Your first reaction to a carbon monoxide false alarm should not be to assume that it must be a false one. Press the test and reset button found on most detectors. The detector often displays the level of carbon monoxide in parts per million; when it does, evacuate the premises for a couple of hours. Check the alarm again to see whether the issue remains, or if the air has returned to its normal conditions. If it hasn't, you probably need to call a service professional to detect the source and fix the problem.


The best way to test whether there is excess carbon monoxide in a home is to compare it to other alarms that work well. If only one carbon monoxide detector is beeping, but the others aren't, then it could be an indication that the detector is not functioning properly. If you have a portable carbon monoxide detector, you can place it in the same room to see what happens. Buying at least one additional carbon monoxide alarm is often a way to quickly assess future false alarms. Owning a combination of at least one battery carbon monoxide detector and a digital carbon monoxide alarm also gives you diversity, and each can act as a backup to the other.

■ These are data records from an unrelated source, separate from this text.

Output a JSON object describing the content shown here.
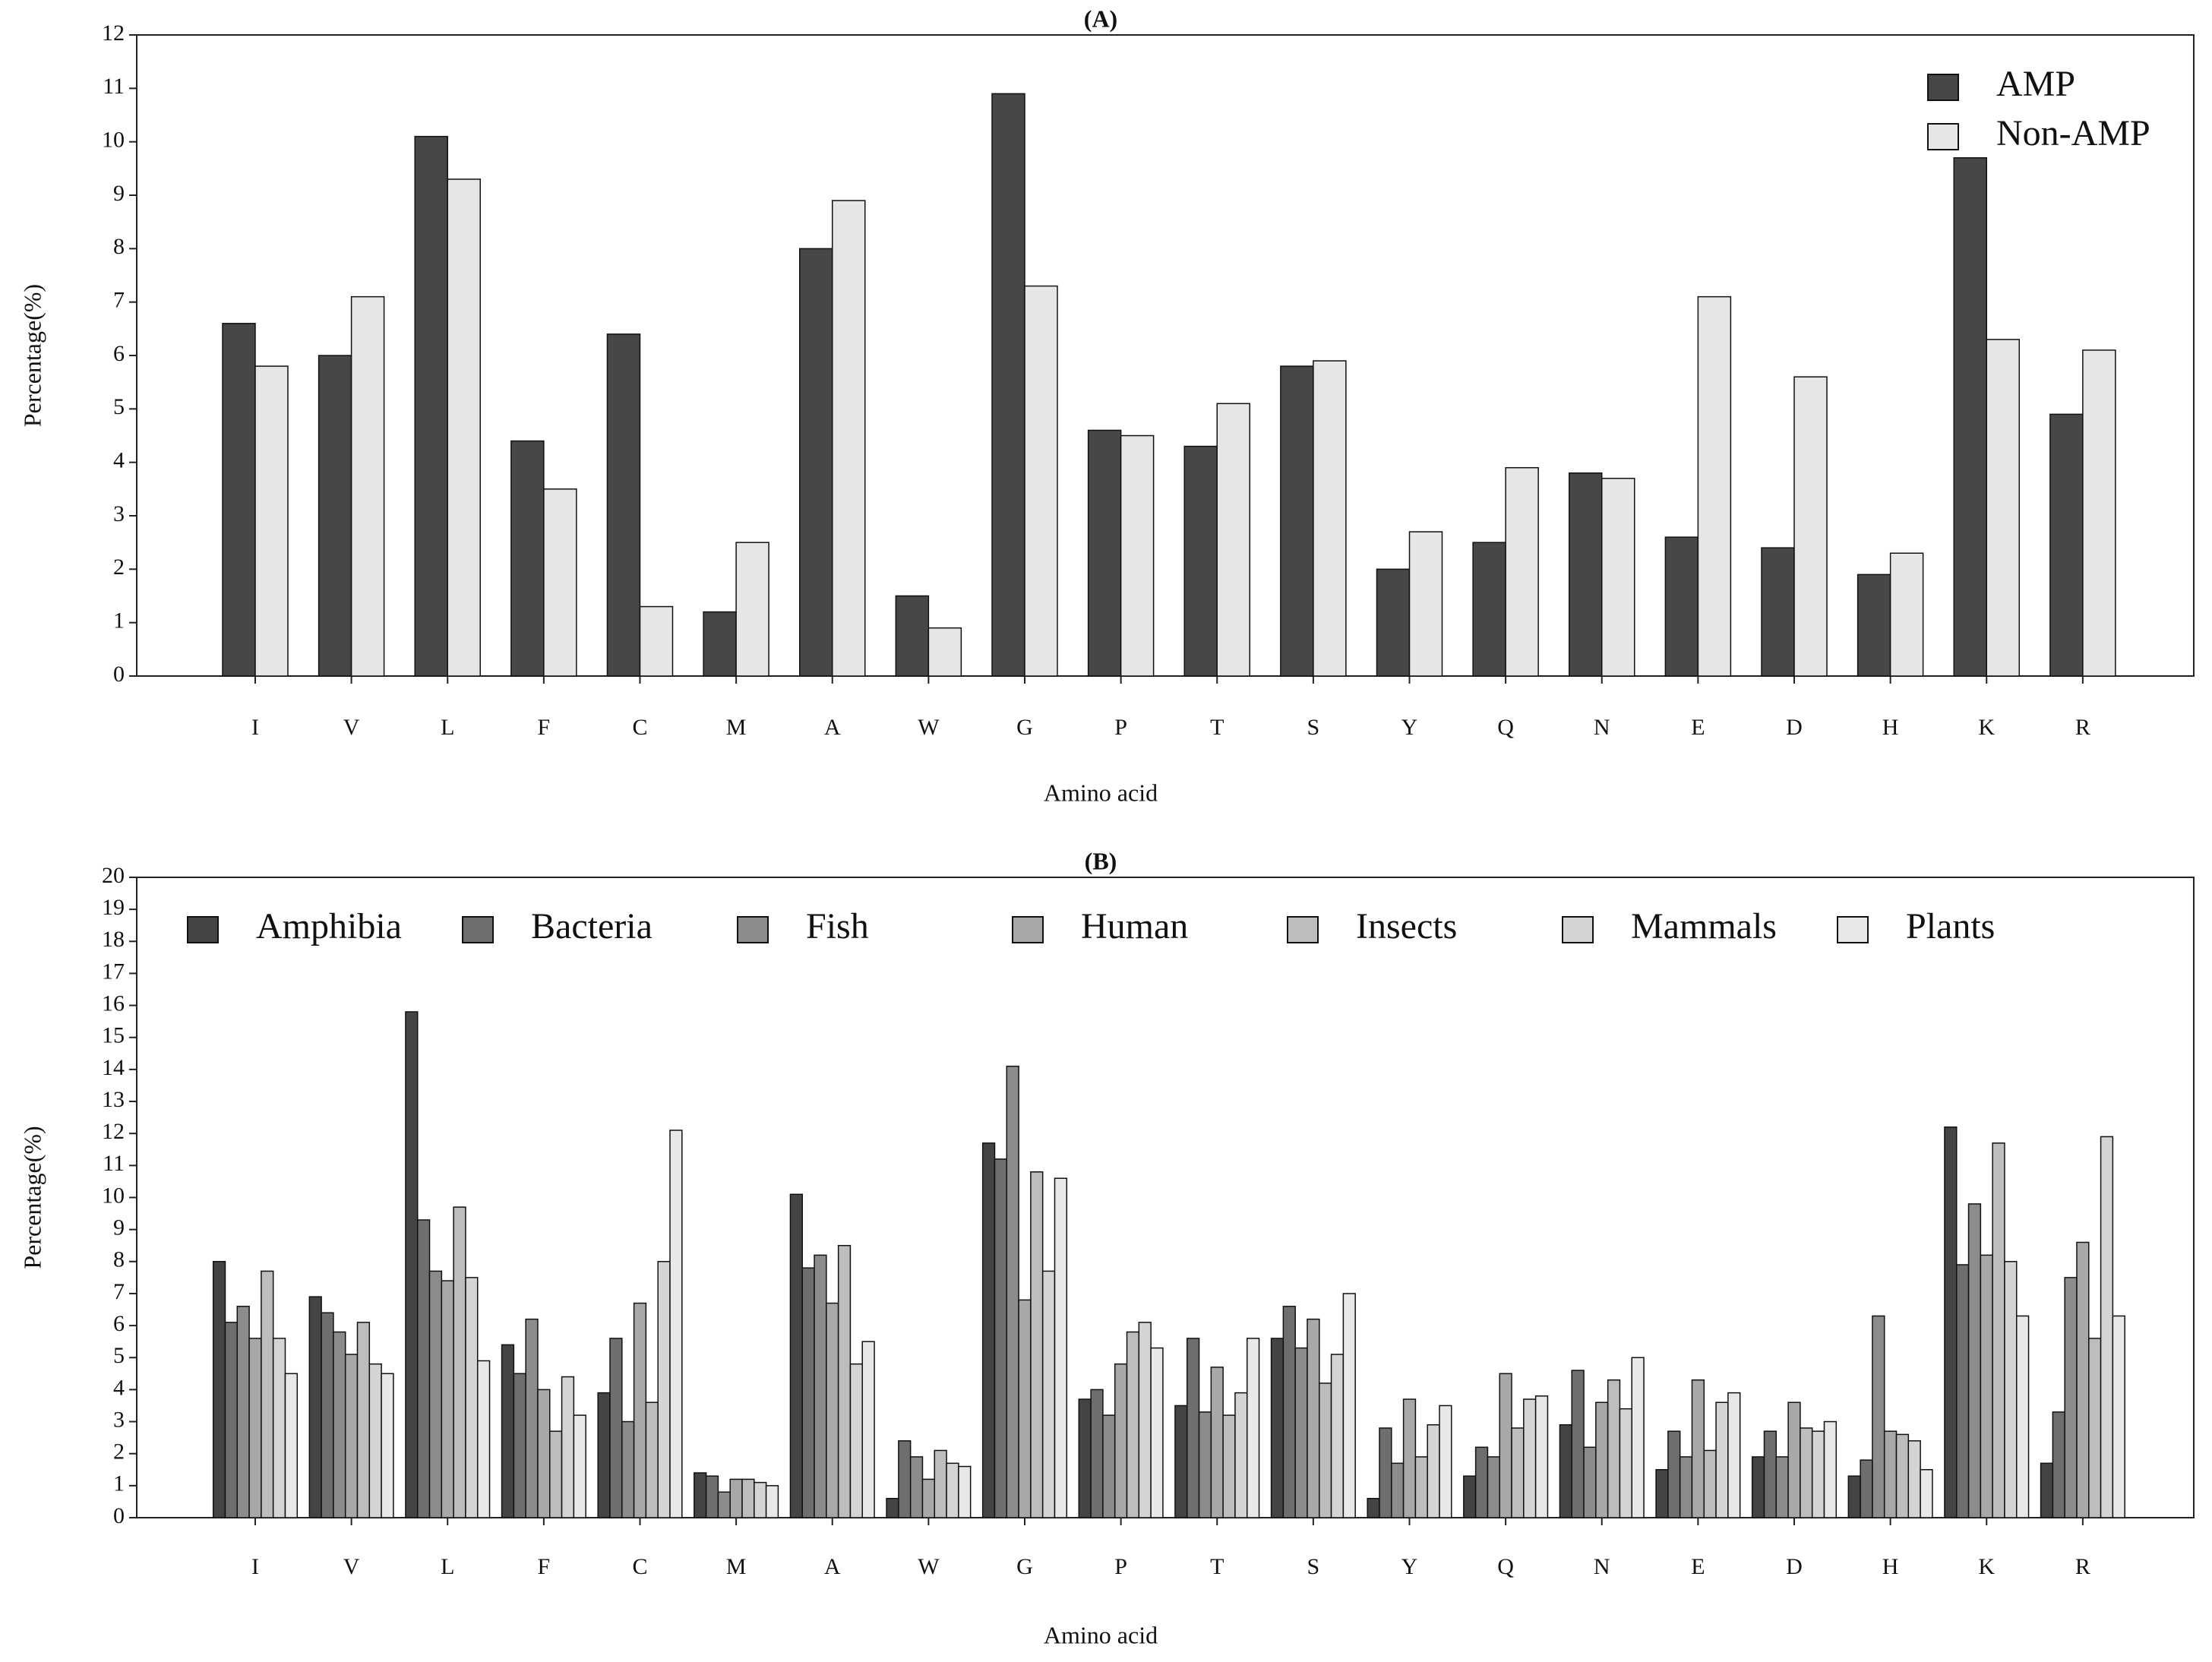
{
  "chart_data": [
    {
      "type": "bar",
      "title": "(A)",
      "xlabel": "Amino acid",
      "ylabel": "Percentage(%)",
      "categories": [
        "I",
        "V",
        "L",
        "F",
        "C",
        "M",
        "A",
        "W",
        "G",
        "P",
        "T",
        "S",
        "Y",
        "Q",
        "N",
        "E",
        "D",
        "H",
        "K",
        "R"
      ],
      "series": [
        {
          "name": "AMP",
          "color": "#474747",
          "values": [
            6.6,
            6.0,
            10.1,
            4.4,
            6.4,
            1.2,
            8.0,
            1.5,
            10.9,
            4.6,
            4.3,
            5.8,
            2.0,
            2.5,
            3.8,
            2.6,
            2.4,
            1.9,
            9.7,
            4.9
          ]
        },
        {
          "name": "Non-AMP",
          "color": "#e6e6e6",
          "values": [
            5.8,
            7.1,
            9.3,
            3.5,
            1.3,
            2.5,
            8.9,
            0.9,
            7.3,
            4.5,
            5.1,
            5.9,
            2.7,
            3.9,
            3.7,
            7.1,
            5.6,
            2.3,
            6.3,
            6.1
          ]
        }
      ],
      "ylim": [
        0,
        12
      ],
      "yticks": [
        0,
        1,
        2,
        3,
        4,
        5,
        6,
        7,
        8,
        9,
        10,
        11,
        12
      ],
      "legend": "upper right"
    },
    {
      "type": "bar",
      "title": "(B)",
      "xlabel": "Amino acid",
      "ylabel": "Percentage(%)",
      "categories": [
        "I",
        "V",
        "L",
        "F",
        "C",
        "M",
        "A",
        "W",
        "G",
        "P",
        "T",
        "S",
        "Y",
        "Q",
        "N",
        "E",
        "D",
        "H",
        "K",
        "R"
      ],
      "series": [
        {
          "name": "Amphibia",
          "color": "#444444",
          "values": [
            8.0,
            6.9,
            15.8,
            5.4,
            3.9,
            1.4,
            10.1,
            0.6,
            11.7,
            3.7,
            3.5,
            5.6,
            0.6,
            1.3,
            2.9,
            1.5,
            1.9,
            1.3,
            12.2,
            1.7
          ]
        },
        {
          "name": "Bacteria",
          "color": "#6e6e6e",
          "values": [
            6.1,
            6.4,
            9.3,
            4.5,
            5.6,
            1.3,
            7.8,
            2.4,
            11.2,
            4.0,
            5.6,
            6.6,
            2.8,
            2.2,
            4.6,
            2.7,
            2.7,
            1.8,
            7.9,
            3.3
          ]
        },
        {
          "name": "Fish",
          "color": "#8c8c8c",
          "values": [
            6.6,
            5.8,
            7.7,
            6.2,
            3.0,
            0.8,
            8.2,
            1.9,
            14.1,
            3.2,
            3.3,
            5.3,
            1.7,
            1.9,
            2.2,
            1.9,
            1.9,
            6.3,
            9.8,
            7.5
          ]
        },
        {
          "name": "Human",
          "color": "#a8a8a8",
          "values": [
            5.6,
            5.1,
            7.4,
            4.0,
            6.7,
            1.2,
            6.7,
            1.2,
            6.8,
            4.8,
            4.7,
            6.2,
            3.7,
            4.5,
            3.6,
            4.3,
            3.6,
            2.7,
            8.2,
            8.6
          ]
        },
        {
          "name": "Insects",
          "color": "#bdbdbd",
          "values": [
            7.7,
            6.1,
            9.7,
            2.7,
            3.6,
            1.2,
            8.5,
            2.1,
            10.8,
            5.8,
            3.2,
            4.2,
            1.9,
            2.8,
            4.3,
            2.1,
            2.8,
            2.6,
            11.7,
            5.6
          ]
        },
        {
          "name": "Mammals",
          "color": "#d4d4d4",
          "values": [
            5.6,
            4.8,
            7.5,
            4.4,
            8.0,
            1.1,
            4.8,
            1.7,
            7.7,
            6.1,
            3.9,
            5.1,
            2.9,
            3.7,
            3.4,
            3.6,
            2.7,
            2.4,
            8.0,
            11.9
          ]
        },
        {
          "name": "Plants",
          "color": "#e8e8e8",
          "values": [
            4.5,
            4.5,
            4.9,
            3.2,
            12.1,
            1.0,
            5.5,
            1.6,
            10.6,
            5.3,
            5.6,
            7.0,
            3.5,
            3.8,
            5.0,
            3.9,
            3.0,
            1.5,
            6.3,
            6.3
          ]
        }
      ],
      "ylim": [
        0,
        20
      ],
      "yticks": [
        0,
        1,
        2,
        3,
        4,
        5,
        6,
        7,
        8,
        9,
        10,
        11,
        12,
        13,
        14,
        15,
        16,
        17,
        18,
        19,
        20
      ],
      "legend": "upper center"
    }
  ]
}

A carbon monoxide false alarm is usually the result of a faulty alarm which needs to be replaced. It is often recommended that you change a carbon monoxide detector at least once every five years. There are different types of carbon monoxide detectors, and each performs differently. For example, an electro-chemical carbon monoxide detector includes a feature that records past carbon monoxide readings, and it is often the most accurate among the types of detectors available. To find the best alarm, read reviews from consumers and testing agencies that have actually tested the alarms and reported the results before you buy one.